Here, however, he came into collision with rich and poor at once. The ordinary Roman citizen was jealous of his rights and did not want to share them. Caius’s popularity began to fall off at once. The idea of Italy a nation was one for which the Romans were not ready. They had been angry when Tiberius wanted to give farms to the Italians; Caius’s plan of giving them votes and thereby a share in the games, cheap corn, and other joys of Roman life, made them far more angry. They despised the Italians and cared nothing for their grievances. Caius could not stir them to any sympathy.
The leaders of the Senatorial party realized at once what had happened, and determined to strike. An outbreak of disorder at a meeting at which Caius was speaking gave them their chance. The consul declared that the State was in danger and proclaimed a state of siege in the city. Then he went out with armed bands and in the streets Caius himself and a number of his supporters were cut down and slain (121).

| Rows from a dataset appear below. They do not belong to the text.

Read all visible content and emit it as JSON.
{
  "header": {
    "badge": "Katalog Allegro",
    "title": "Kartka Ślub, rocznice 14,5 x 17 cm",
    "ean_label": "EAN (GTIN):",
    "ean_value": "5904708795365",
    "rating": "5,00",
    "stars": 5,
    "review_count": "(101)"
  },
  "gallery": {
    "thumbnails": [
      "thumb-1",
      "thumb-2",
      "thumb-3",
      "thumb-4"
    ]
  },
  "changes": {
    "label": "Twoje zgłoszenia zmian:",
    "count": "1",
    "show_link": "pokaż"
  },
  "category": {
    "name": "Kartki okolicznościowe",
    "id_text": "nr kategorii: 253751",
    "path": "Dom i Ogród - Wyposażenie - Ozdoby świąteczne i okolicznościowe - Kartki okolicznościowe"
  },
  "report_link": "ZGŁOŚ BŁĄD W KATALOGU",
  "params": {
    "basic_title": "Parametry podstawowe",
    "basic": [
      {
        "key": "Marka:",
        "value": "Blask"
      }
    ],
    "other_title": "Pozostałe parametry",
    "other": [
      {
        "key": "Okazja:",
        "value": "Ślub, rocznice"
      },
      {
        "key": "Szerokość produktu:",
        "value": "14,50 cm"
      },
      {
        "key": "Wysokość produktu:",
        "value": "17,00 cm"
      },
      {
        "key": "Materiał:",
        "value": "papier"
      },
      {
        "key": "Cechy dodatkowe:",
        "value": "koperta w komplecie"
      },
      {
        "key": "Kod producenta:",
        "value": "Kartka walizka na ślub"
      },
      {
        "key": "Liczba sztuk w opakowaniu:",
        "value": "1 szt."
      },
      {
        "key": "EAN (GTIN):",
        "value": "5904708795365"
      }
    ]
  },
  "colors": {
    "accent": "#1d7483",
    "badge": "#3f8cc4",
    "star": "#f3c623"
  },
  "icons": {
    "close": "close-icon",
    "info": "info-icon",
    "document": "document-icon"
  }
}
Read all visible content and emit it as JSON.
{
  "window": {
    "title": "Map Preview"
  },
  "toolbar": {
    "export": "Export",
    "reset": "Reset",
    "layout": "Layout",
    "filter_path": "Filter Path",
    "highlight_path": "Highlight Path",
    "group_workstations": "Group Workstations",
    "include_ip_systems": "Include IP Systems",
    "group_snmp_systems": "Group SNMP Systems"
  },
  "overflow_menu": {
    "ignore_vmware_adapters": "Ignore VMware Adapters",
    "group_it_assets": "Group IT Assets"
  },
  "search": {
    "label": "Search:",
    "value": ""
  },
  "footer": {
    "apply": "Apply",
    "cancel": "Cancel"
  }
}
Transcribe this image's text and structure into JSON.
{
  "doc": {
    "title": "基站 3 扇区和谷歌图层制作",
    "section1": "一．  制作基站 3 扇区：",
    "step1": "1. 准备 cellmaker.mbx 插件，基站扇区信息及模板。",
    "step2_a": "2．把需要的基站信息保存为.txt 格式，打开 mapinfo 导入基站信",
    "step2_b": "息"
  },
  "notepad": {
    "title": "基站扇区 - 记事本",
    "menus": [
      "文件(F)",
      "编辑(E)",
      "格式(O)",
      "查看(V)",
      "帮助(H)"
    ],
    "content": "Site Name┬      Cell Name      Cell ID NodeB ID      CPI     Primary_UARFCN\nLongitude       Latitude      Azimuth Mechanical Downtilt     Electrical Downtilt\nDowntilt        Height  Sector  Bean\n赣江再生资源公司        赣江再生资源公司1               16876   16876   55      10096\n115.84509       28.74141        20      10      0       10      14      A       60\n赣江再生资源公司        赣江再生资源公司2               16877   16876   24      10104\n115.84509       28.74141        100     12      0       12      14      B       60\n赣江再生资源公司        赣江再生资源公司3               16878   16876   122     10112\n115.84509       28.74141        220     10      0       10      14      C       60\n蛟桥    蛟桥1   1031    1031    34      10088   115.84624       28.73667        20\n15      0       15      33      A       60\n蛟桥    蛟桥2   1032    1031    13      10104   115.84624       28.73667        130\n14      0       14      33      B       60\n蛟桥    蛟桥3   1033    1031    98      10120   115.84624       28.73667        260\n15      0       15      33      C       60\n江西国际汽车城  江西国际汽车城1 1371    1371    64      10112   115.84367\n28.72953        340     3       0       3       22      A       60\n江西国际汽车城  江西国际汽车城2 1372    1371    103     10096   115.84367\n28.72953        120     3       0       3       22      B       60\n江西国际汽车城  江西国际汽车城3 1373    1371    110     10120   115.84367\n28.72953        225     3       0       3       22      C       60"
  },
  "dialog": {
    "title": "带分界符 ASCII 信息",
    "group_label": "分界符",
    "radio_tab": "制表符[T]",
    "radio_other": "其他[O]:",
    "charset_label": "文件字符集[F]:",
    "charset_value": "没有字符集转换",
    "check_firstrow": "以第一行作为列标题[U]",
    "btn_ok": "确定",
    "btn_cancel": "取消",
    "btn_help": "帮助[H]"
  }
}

Thus both Caius and Tiberius Gracchus perished. Cornelia their mother left Rome and went to live at Misenum. Of her sons she spoke as of two heroes who had given their lives for their country. Her pride in them remained untarnished, for they had died true to the things in which they believed. Indeed, many years had not passed before statues to the brothers were set up in the public places in Rome and offerings brought there by the people who realized, too late, how greatly both Tiberius and Caius had served them. Had their work been carried through, Rome might have been spared the terrible disasters that came upon the city in the next half-century. As it was, the senators breathed with relief that Caius had followed his brother to a bloody grave; they did not see that those who opposed reform were preparing the way for revolution and civil war.
[VI]
Cato the Censor
At any time there are always some people who look back and say, ‘Ah, things are not what they were. There are no such men nowadays as there used to be. The good old days are over. When I was young....’ and so on. Such men see in change nothing but evil. There is, to some minds, a danger in every change: but there may be greater danger in standing still.